Applicants are encouraged to utilize all appropriate expertise for the purpose of training Big Data scientists, whether that expertise lies within one or more institutions or within the industrial or public sectors. Applicants are also encouraged to consider whether other BD2K training FOAs, such as RFA-HG-14-004 for new T32 applications and RFA-HG-14-006 for revisions to T15 programs, are a good fit to the proposed training program. A complete list of BD2K FOAs can be found at bd2k.nih.gov.
- Letter of Intent Due Date(s): 30 days before the application due date
- Application Due Date(s): July 28, 2014; July 27, 2015, July 28, 2016, by 5:00 PM local time of applicant organization.
RFA-HG-14-005 Expiration Date July 29, 2016
The sponsoring institution must assure support for the proposed program. Appropriate institutional commitment to the program includes the provision of adequate staff, facilities, and educational resources that can contribute to the planned program.
The applicant institution(s) must have a strong and high quality research program in biomedical Big Data Science that includes diverse and complex data types, such as genomic, other -omic, imaging, phenotypic, exposure, etc., both in the biomedical sciences. The applicant institution(s) must have the requisite faculty and facilities to conduct the proposed institutional program. In many cases, it is anticipated that the proposed program will complement, but be distinct from, other ongoing research training programs occurring at the applicant institution. It is expected that a substantial number of program faculty will have active biomedical Big Data Science research projects involving a variety of data types in the biomedical sciences in which participating trainees may gain relevant experiences consistent with their research interests and goals.
The PDs/PIs should be established investigators in the scientific areas relevant to biomedical Big Data Science and capable of providing both administrative and scientific leadership to the development and implementation of the proposed training program. The PDs/PIs will be expected to monitor and assess the program and submit all documents and reports as required. Since the focus of the training is in the area of developing new approaches and tools for manipulating, analyzing, and interpreting Big Data, the PD/PIs for this type of training program should collectively encompass expertise from all three major scientific areas, including demonstrated research leadership in computer science/informatics, statistics/mathematics, and biomedical science.
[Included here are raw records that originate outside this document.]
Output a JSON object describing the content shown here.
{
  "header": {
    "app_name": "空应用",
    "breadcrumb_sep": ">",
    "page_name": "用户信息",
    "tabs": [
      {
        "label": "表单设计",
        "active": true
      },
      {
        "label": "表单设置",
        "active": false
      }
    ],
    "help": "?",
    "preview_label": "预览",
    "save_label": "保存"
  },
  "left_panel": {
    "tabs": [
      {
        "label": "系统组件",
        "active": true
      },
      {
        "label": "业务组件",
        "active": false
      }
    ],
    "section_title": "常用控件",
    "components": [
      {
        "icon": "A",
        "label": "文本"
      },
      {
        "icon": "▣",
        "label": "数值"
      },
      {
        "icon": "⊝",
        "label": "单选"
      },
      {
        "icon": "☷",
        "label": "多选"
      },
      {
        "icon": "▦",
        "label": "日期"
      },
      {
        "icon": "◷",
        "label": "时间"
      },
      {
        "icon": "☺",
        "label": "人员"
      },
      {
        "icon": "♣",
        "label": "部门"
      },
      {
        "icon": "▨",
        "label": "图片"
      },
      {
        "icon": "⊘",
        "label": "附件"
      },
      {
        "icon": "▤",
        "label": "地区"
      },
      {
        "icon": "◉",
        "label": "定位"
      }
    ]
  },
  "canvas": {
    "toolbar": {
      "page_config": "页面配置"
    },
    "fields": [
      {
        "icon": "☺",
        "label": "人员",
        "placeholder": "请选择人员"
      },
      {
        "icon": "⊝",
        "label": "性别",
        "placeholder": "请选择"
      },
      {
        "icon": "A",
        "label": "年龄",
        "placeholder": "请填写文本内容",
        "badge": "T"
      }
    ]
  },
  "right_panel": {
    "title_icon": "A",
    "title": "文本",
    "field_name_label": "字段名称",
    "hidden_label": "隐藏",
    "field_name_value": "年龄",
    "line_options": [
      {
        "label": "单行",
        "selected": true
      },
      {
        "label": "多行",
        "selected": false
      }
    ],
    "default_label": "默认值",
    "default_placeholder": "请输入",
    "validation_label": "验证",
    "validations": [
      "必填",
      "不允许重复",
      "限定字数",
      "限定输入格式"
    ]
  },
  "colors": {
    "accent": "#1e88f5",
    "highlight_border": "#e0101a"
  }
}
The primary PD/PI must ensure that the appropriate faculty work collaboratively and in a sustained manner across scientific disciplines and organizational lines to jointly mentor trainees. Big Data Science is interdisciplinary and includes all three major scientific areas: (1) computer science or informatics; (2) statistics and mathematics; and (3) biomedical sciences. It is anticipated that the training program will have a sufficient number of mentors in all three areas, including biomedical sciences researchers, and will utilize the idea of multiple mentorship.